These are not inflated claims. They are based on how many logic transistors VLSI can build into a production grade, economically optimal, integrated circuit in our San Antonio, Texas production fab line. These extremely high levels of integration makes it possible to reduce what used to be huge electronic systems into a single silicon chip.
Physical size reduction on this scale also equates to radical cost reductions. Already, the equivalent of all the computing power deployed by NASA to design, build and control the Apollo moon missions can be obtained in the form of a laptop computer costing a couple of thousands of dollars, retail. Imagine what happens a few years from now when the computing power of two, four or even eight such 1998-model laptops can be distilled onto a silicon chip costing between $20 to $50.

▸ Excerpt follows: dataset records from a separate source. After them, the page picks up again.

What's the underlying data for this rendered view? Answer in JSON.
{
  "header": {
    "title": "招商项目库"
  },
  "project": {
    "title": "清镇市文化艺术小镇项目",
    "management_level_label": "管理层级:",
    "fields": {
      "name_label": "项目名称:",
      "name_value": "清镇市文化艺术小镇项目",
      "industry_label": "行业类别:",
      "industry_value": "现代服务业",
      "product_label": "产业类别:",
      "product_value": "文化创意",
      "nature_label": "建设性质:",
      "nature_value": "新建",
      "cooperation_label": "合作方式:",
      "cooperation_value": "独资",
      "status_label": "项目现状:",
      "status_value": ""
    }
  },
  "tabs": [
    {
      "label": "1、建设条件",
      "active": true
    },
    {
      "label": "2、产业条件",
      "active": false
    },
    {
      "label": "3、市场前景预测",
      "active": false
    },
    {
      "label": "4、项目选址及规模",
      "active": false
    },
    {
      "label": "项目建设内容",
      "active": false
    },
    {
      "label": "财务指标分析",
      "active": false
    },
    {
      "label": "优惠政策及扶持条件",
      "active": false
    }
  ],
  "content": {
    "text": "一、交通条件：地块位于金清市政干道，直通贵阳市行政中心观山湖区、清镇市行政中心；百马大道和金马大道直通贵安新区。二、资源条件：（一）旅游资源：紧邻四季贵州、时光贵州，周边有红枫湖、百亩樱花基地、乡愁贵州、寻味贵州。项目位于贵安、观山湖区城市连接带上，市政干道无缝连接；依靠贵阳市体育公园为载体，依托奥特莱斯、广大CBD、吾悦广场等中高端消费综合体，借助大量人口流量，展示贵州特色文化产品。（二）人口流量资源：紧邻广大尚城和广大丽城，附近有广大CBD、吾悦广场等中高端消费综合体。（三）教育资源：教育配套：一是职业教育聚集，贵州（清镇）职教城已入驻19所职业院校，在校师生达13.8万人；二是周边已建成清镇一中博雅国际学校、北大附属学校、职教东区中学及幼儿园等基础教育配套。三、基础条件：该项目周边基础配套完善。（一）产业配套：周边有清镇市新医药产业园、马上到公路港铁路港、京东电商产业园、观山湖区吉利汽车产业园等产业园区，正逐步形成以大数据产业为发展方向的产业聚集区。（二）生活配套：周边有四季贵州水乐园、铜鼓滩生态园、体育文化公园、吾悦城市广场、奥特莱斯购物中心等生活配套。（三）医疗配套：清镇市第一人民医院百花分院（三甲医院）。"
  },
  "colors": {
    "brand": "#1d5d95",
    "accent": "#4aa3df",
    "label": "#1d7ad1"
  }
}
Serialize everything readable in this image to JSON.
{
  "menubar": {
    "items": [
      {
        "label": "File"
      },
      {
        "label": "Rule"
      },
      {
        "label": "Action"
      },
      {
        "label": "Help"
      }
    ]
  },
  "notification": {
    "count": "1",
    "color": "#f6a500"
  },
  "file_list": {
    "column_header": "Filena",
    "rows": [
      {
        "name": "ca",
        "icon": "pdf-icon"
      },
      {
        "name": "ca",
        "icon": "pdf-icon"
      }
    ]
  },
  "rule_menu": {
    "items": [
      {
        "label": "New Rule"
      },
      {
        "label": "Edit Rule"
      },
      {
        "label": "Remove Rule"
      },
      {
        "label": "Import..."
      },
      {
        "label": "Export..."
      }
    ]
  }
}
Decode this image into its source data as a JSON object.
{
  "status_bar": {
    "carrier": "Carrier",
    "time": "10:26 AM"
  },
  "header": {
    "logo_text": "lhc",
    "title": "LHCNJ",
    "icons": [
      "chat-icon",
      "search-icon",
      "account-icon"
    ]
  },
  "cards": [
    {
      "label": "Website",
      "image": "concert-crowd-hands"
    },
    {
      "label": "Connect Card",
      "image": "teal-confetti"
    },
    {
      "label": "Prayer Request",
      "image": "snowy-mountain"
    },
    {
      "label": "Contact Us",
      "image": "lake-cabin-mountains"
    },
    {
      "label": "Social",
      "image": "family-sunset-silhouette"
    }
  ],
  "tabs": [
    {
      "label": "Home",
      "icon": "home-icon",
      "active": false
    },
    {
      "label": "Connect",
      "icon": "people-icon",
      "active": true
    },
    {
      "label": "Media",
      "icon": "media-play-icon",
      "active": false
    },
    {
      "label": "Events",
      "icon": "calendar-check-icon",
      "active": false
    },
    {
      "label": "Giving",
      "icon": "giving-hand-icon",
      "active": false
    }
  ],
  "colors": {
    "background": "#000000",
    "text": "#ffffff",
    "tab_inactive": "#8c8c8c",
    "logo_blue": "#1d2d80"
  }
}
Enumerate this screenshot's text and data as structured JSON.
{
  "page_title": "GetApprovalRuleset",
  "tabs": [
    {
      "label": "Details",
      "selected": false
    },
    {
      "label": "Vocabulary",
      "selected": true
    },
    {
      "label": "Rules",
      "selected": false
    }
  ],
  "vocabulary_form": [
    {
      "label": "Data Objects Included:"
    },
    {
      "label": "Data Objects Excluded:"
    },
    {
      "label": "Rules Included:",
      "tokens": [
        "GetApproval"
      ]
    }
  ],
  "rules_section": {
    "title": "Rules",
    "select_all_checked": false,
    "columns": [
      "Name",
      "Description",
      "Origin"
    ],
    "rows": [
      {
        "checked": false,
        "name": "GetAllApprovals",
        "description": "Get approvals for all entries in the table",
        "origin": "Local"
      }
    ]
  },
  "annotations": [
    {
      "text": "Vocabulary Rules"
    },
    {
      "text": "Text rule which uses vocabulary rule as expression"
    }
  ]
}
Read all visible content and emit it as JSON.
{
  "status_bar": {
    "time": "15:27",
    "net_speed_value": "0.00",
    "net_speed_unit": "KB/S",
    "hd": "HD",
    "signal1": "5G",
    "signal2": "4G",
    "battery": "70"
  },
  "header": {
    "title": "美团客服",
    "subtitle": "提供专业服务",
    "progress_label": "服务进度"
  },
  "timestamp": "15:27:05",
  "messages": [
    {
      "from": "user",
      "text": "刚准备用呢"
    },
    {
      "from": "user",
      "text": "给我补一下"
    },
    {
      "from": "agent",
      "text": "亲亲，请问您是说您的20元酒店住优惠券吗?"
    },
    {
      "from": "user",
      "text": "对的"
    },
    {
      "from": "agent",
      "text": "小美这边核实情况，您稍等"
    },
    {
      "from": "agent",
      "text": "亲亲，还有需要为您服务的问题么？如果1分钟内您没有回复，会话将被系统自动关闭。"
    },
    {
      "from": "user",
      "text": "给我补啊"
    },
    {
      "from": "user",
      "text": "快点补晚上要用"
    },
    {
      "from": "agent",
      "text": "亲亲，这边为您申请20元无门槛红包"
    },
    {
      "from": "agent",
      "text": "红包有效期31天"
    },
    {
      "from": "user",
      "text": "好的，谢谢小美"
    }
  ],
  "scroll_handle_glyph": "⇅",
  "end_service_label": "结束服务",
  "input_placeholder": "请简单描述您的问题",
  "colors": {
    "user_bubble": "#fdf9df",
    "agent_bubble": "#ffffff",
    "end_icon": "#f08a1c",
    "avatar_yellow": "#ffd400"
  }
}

The problem we face today, however, is that while we can inexpensively manufacture almost unbelievably sophisticated ICs, the processes and tools we use to design these circuits have not kept pace with advances in manufacturing technology. "You can build it, but you can't design it!" has become a cry echoing all across the semiconductor industry. The gap between design productivity and manufacturing capability is throttling the industry's ability to deliver the full potential of advanced custom silicon technologies.
The Design Productivity Gap-Paradigm Shift Ahead!
While it is true that design productivity using traditional techniques is improving at a compound annual growth rate of roughly 25 percent, the problem is that the semiconductor industry continues to find ways to cram more transistors into smaller silicon areas at rates faster than predicted by Moore's Law. Moore's Law projects transistor counts per unit of silicon area to double every 18 months, equating to a compound annual growth rate of 59 percent. As you can see, this 59 percent growth in manufacturing potential overwhelms the 25 percent growth in design productivity.
In the early 1990's some technology analysts projected that the semiconductor industry would fall short of the 59 percent Moore's Law growth rate. Ironically, not only has the semiconductor industry maintained Moore's Law-caliber growth rates, it has exceeded them! In addition to smaller process geometries enabled through fundamental improvements in photolithography, the industry has deployed a host of techniques to boost circuit density beyond the expectations of industry road-maps of just a few years ago. At the same time that we've been shrinking photolithography resolutions, we've added more layers of interconnect metal, improved the compactness of our circuit libraries and have learned how to lay out chips more efficiently. These additional improvements in IC density technologies have had the effect of boosting transistor counts per unit area of silicon growth rates well beyond Moore's Law expectations.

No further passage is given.